By the time Modi finished his speech at 9 am, the sky above the fort was punctuated by a multitude of kites. More debates, some good-humoured and others not so much, continued. Different issues that Modi touched upon had sparked off conversations and discussions between friends and complete strangers. As the Independence Day celebrations drew to a close, these independent debates continued.
Short takes: From in and around red fort
* Students from as many as 45 government schools were present at Red Fort, from 4 am. “All they had to do was clap,” informed a teacher. For their efforts, they got a banana, mango juice and a water bottle.
* Parking remained a big problem for many. While official parking slots had been designated, many claimed that police were unhelpful and pointed them in directions away from the venue. “I didn’t reach in time for the speech and only caught the last part. This was because a police officer near ITO told me that there was parking near Asaf Ali Road. What he didn’t tell me was that there was no way to get to the venue from there,” said Satish Duggal, a Delhi-based engineer.
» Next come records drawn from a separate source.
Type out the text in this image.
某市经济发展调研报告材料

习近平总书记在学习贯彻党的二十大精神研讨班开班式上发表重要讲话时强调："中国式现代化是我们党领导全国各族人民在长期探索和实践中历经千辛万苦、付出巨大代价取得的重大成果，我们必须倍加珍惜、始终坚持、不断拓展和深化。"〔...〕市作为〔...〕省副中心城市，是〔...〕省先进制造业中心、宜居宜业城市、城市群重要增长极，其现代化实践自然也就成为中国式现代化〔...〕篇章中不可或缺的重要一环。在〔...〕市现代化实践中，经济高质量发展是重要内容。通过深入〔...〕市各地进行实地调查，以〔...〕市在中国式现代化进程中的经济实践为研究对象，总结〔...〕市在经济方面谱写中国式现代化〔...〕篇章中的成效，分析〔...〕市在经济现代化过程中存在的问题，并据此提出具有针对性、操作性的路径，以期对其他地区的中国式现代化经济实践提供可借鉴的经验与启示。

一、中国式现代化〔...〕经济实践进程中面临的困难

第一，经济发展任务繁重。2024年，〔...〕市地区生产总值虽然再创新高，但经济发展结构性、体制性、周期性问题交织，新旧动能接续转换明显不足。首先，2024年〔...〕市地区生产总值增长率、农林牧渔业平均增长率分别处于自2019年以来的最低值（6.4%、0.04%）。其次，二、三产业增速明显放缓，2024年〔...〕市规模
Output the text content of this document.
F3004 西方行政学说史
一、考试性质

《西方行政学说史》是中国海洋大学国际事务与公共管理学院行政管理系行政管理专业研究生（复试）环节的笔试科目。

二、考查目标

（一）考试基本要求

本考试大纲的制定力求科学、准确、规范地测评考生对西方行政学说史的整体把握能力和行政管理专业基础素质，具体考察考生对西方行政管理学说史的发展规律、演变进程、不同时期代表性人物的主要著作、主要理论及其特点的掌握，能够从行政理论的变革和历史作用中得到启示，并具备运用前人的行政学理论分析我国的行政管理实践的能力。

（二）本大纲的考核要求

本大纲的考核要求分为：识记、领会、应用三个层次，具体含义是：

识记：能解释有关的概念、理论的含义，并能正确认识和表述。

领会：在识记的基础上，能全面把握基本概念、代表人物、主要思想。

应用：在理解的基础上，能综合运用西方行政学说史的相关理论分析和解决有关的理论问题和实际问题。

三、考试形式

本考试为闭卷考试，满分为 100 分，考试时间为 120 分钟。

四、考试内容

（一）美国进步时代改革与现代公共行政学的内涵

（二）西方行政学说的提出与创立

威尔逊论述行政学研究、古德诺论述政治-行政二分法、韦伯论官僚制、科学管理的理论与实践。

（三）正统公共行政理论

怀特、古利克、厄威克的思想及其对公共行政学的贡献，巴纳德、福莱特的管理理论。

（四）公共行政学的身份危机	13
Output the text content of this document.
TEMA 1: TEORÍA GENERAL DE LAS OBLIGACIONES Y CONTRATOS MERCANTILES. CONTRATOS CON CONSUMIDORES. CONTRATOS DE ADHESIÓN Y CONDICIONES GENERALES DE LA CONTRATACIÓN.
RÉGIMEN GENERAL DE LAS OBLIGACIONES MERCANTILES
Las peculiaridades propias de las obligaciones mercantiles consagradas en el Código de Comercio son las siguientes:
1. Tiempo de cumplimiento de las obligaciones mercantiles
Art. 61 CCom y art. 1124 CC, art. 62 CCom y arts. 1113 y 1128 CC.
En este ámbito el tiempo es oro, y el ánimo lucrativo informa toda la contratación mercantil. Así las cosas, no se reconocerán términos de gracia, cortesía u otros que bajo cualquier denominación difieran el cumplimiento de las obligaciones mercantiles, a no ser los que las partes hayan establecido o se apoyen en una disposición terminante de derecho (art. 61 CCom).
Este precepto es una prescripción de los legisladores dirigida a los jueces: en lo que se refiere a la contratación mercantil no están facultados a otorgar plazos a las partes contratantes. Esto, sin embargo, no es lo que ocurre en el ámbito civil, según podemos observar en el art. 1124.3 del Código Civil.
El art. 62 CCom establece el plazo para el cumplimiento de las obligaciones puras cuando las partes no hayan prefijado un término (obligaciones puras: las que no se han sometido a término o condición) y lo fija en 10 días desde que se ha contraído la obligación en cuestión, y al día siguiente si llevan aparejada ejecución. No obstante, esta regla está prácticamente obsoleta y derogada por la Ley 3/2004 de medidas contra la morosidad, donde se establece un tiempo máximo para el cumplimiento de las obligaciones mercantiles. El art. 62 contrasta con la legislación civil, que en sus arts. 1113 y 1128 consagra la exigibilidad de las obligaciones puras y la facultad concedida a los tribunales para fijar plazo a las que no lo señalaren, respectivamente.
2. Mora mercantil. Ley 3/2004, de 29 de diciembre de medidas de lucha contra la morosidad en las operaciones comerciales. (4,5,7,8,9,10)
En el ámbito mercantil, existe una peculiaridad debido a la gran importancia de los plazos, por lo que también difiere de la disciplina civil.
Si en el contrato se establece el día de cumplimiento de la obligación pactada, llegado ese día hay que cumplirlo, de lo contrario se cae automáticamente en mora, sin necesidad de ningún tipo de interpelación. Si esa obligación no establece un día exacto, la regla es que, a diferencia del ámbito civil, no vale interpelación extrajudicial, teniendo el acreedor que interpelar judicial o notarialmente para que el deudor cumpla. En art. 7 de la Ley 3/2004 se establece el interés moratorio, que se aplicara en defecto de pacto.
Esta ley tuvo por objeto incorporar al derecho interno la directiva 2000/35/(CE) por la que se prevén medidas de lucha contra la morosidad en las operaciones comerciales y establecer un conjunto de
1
* Auto fares doubled and rickshaw fares quadrupled at Delhi 6, hours before Modi’s speech began. One rickshaw puller said, “It’s only on days like this that our knowledge of the streets here help. We know every nook and corner. So even if they barricade the main routes, we can use lesser-known byways.”
* When the PM’s speech started, only some of the shops at Jama Masjid’s Meena Bazaar were open. Among them was an iconic tea shop opposite the main entrance of the market. With the TV set blaring and tea flowing, many tourists decided that this was a unique experience that couldn’t be ignored. Photos and selfies inevitably followed.
* As two men charged money for painting the tricolour on people’s cheeks, a passer-by commented, “Aaj ke din bhi loot rahe hain”. This immediately attracted the ire of others in the crowd. Another man asked, “Aaj ke din 10 rupaye dena loot hai, par 400 rupaye ki sharaab pee lena theek hai”.
* A man was overheard saying that he had come to the event only to get captured on camera by the many journalists there. Every time he spotted someone with a camera, he ran towards them in full speed.